|'My Man Godfrey' poked fun at the wealthy.|
Baseball is serious about playing with gold.
No, that is something Marie Antoinette said. It's what Major League baseball said today when it announced gold-infused baseballs would be used in this year's Home Run Derby the night before the All-Star Game.
Maybe it shouldn't surprise me that a sport played by millionaires on teams owned by people who are really wealthy would have lost touch with the average fan. You know, the ones who are struggling is this economy to make ends meet. The one who love the games, who spend the money on tickets, memorabilia, apps, and cable and computer subscriptions to see games.
The final round of the Home Run Derby on Monday night will be played with baseballs with 24-karat-gold-infused covers. The balls cost about $150 each, and MLB proudly points out that the lucky fans who catch the one will have a great souvenir. (Soon to be available on eBay!)
To me it seems absurd in the middle of the worst economy in more than seven decades to play a game (and one designed by the marketing department at that) with baseballs covered in real gold. Yes, I understand that the Boys & Girls Clubs of America gets a nice donation for every one of the balls that is hit over the will. But that charitable tie-in is not new.

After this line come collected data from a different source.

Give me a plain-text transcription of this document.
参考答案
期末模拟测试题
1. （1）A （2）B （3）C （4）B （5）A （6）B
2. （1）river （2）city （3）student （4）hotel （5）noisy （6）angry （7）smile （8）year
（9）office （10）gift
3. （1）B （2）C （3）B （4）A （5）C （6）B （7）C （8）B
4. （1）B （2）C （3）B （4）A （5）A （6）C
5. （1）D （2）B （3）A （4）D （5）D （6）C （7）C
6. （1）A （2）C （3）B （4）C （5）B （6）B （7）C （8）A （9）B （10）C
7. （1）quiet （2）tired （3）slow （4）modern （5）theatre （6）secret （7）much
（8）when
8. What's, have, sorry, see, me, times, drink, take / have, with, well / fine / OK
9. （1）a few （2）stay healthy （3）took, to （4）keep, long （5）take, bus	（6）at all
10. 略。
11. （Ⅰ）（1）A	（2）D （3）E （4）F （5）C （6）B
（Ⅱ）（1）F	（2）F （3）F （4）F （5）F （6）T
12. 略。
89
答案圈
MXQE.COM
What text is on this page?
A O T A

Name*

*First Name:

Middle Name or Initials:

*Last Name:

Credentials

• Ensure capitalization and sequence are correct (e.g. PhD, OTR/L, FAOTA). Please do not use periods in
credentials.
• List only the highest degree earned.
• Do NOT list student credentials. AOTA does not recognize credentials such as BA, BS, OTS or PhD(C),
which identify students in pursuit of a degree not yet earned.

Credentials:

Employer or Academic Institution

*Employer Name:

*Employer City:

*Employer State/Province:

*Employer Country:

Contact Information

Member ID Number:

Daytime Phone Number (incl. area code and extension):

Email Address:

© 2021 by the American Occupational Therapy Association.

What is new is playing a game with a symbol of greed and avarice.
The image of golden baseballs being launched into the stands seems like something out of a Depression-era movie. You know, like "My Man Godfey," where a rich guy pretends to be a bum and gets scooped up as part of a scavenger hunt. But that was a parody. Rich people searching for poor people to win a contest. The very idea!
But I suppose any sport that would think playing with gold baseballs is a good idea probably would not realize how silly it looks.